Trasys occupe quelque sept cents personnes et a enregistré l'année dernière un chiffre d'affaires de 74 millions d'euros. L'entreprise est une émanation de Tractebel, mais après 2006, il y eut un rachat par la direction ('management buy-out') avec le soutien de GIB (filiale d'Achtermans & Van Haaren et de CNP). De par la fusion, NRB devient une entreprise réalisant plus de 300 millions d'euros de chiffre d'affaires et possédant deux mille collaborateurs.

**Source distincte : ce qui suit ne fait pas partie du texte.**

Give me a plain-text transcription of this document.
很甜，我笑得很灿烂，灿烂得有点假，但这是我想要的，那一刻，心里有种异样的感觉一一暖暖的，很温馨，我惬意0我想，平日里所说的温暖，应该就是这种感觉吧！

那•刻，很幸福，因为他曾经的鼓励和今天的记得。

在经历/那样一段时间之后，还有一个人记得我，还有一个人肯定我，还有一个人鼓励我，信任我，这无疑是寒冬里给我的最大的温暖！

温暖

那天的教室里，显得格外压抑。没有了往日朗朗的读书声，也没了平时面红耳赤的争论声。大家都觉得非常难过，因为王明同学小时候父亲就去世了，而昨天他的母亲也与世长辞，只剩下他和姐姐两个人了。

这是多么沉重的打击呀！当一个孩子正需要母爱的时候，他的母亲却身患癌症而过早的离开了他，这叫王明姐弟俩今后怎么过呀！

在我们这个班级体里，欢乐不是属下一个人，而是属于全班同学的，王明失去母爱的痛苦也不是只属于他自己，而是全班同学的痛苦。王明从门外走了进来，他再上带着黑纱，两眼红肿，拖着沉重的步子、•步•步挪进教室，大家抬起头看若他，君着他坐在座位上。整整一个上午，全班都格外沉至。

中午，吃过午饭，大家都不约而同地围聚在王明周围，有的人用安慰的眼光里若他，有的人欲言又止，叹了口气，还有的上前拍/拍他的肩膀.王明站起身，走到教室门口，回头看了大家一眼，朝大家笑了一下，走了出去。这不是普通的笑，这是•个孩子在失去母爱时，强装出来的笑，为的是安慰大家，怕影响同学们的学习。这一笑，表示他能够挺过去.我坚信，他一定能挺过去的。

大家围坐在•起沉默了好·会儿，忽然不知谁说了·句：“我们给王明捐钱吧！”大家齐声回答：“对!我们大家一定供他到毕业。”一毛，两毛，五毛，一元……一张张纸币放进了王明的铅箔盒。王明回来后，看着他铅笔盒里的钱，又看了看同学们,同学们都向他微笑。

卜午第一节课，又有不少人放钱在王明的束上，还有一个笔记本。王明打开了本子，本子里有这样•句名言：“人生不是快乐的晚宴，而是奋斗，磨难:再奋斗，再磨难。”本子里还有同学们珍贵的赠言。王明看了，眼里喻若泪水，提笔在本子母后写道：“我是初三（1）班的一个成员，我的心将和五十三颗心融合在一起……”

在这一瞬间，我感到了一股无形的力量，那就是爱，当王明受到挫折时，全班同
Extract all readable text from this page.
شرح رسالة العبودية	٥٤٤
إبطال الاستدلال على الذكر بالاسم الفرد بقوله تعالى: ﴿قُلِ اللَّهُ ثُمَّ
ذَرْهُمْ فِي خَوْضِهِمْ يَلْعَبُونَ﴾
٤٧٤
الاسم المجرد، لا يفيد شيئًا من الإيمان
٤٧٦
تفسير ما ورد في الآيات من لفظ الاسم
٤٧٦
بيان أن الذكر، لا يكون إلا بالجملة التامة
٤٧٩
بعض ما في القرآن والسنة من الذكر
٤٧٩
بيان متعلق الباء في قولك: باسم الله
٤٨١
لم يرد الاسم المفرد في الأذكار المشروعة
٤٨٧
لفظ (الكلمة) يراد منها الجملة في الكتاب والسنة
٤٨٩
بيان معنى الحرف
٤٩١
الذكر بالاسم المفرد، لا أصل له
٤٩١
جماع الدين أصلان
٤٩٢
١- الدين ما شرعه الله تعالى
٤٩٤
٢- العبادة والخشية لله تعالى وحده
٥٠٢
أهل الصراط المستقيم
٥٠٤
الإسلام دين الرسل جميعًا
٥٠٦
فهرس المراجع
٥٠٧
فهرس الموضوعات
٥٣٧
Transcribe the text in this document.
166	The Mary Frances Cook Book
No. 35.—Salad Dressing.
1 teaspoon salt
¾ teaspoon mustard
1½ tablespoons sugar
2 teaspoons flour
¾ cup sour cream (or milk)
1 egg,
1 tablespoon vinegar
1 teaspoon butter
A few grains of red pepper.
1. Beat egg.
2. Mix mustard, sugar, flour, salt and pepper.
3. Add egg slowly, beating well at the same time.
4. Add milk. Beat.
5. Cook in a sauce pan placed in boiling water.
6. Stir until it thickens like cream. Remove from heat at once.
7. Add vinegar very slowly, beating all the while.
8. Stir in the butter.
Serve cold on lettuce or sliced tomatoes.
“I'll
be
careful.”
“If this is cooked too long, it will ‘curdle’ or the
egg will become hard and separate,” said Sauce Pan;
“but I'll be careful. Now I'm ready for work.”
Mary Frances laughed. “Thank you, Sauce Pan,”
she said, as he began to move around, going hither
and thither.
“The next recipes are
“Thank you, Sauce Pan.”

Dans un communiqué, Penzkofer évoque les avantages de la fusion: "La nouvelle NRB pourra offrir à ses clients une valeur ajoutée encore plus grande. Je pense ici par exemple au renforcement de notre gamme dans le domaine SAP pour les entreprises d'utilité publique, ou au secteur industriel avec des éléments tels l'optimalisation des processus de production."

Mais la taille du rachat joue également un rôle: "Dans le contexte actuel de globalisation, nos concurrents croissent également toujours plus. NRB doit par conséquent disposer d'une certaine taille pour continuer à être activement présente auprès des personnes qui décident des investissements ICT", conclut Penzkofer.